Mark E. Orazem, Herbert Wertheim College of Engineering, is a distinguished professor in the Department of Chemical Engineering who joined UF in 1988. His primary research areas are electrochemical engineering and electrochemical impedance spectroscopy, and he has collaborated with scientists and engineers internationally on this work. To date, he has directed 34 doctoral students, written more than 190 papers, co-authored several books, co-patented seven systems and devices, and delivered multiple invited international plenary lectures. His appointment recognizes his distinguished contributions to the field of electrochemical engineering, particularly establishing a rigorous foundation for electrochemical impedance spectroscopy and advancing its application to complex engineering problems.

Linda B. Cottler, College of Public Health and Health Professions, is a dean’s professor of epidemiology at the UF College of Public Health and Health Professions and the UF College of Medicine. She has developed reliable, widely used assessments for substance use and other psychiatric disorders in the general population and has contributed to the classification of substance abuse and dependence disorders. The director of community engagement for the UF Clinical and Translational Science Institute, Cottler is founding director of HealthStreet, a community engagement program designed to improve access to research and medical and social services. She has published more than 350 articles and chapters, has been continuously funded by the National Institutes of Health since 1988, and is the recipient of numerous awards for her research and mentoring.

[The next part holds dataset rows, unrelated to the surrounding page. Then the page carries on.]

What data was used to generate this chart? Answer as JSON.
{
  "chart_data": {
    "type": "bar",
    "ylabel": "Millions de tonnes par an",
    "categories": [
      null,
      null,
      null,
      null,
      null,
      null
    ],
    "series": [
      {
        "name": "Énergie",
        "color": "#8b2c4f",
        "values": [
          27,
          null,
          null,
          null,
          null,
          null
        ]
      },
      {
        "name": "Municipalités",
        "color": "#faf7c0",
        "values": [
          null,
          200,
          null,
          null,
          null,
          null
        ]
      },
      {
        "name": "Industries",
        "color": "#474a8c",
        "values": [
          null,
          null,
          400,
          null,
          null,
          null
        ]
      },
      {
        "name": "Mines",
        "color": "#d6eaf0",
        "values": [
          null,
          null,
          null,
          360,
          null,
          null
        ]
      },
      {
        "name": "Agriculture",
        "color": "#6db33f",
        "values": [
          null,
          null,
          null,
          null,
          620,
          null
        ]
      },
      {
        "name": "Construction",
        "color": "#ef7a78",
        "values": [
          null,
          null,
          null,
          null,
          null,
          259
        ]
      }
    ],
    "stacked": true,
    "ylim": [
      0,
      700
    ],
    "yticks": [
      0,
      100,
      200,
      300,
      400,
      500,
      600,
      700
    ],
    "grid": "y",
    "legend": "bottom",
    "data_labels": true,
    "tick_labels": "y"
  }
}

Dr. Jonathan Licht, College of Medicine, is the director of the UF Health Cancer Center, holding the Marshall E. Rinker Sr. Chair, and a professor in the UF College of Medicine. A visionary physician-scientist, his lab studies aberrant gene regulation as a cause of blood cancers and develops treatment strategies to reverse abnormal, cancer-causing gene functions. His cancer career spans more than three decades, and his research program is distinguished by more than 30 years of continuous NCI and national foundation funding. He leads a Specialized Center of Research program from the Leukemia and Lymphoma Society and has authored more than 220 publications with nearly 34,000 citations. Dr. Licht has mentored more than 40 graduate students and postdoctoral fellows and 20 faculty members.

David Blackburn, Florida Museum of Natural History, is a biologist and curator of amphibians and reptiles. He specializes in the biodiversity and evolutionary history of frogs. To date, he’s co-authored more than 130 peer-reviewed publications and conducted collaborative research in numerous countries, including Libya, Angola, Brazil, Chile, Cameroon, Gabon and Columbia. He’s placed a special emphasis on the widespread accessibility of museum specimens for researchers and the public. He recently spearheaded openVertebrate, a six-year NSF-funded initiative to CT scan thousands of museum specimens across the country and make them freely available online.

Robert Guralnick, Florida Museum of Natural History, is curator of biodiversity informatics and focuses on the development of digital tools to analyze the increasingly massive amounts of data available to biologists. In his own research, he uses data from various sources to understand how climate change affects plant and animal populations. He’s co-authored more than 200 peer-reviewed publications and has been instrumental in the development of biodiversity monitoring platforms, including Notes From Nature, ButterflyNet and ZooArchNet.

The 2023 class of AAAS Fellows comprises 502 scientists, engineers and innovators across 24 AAAS disciplinary sections.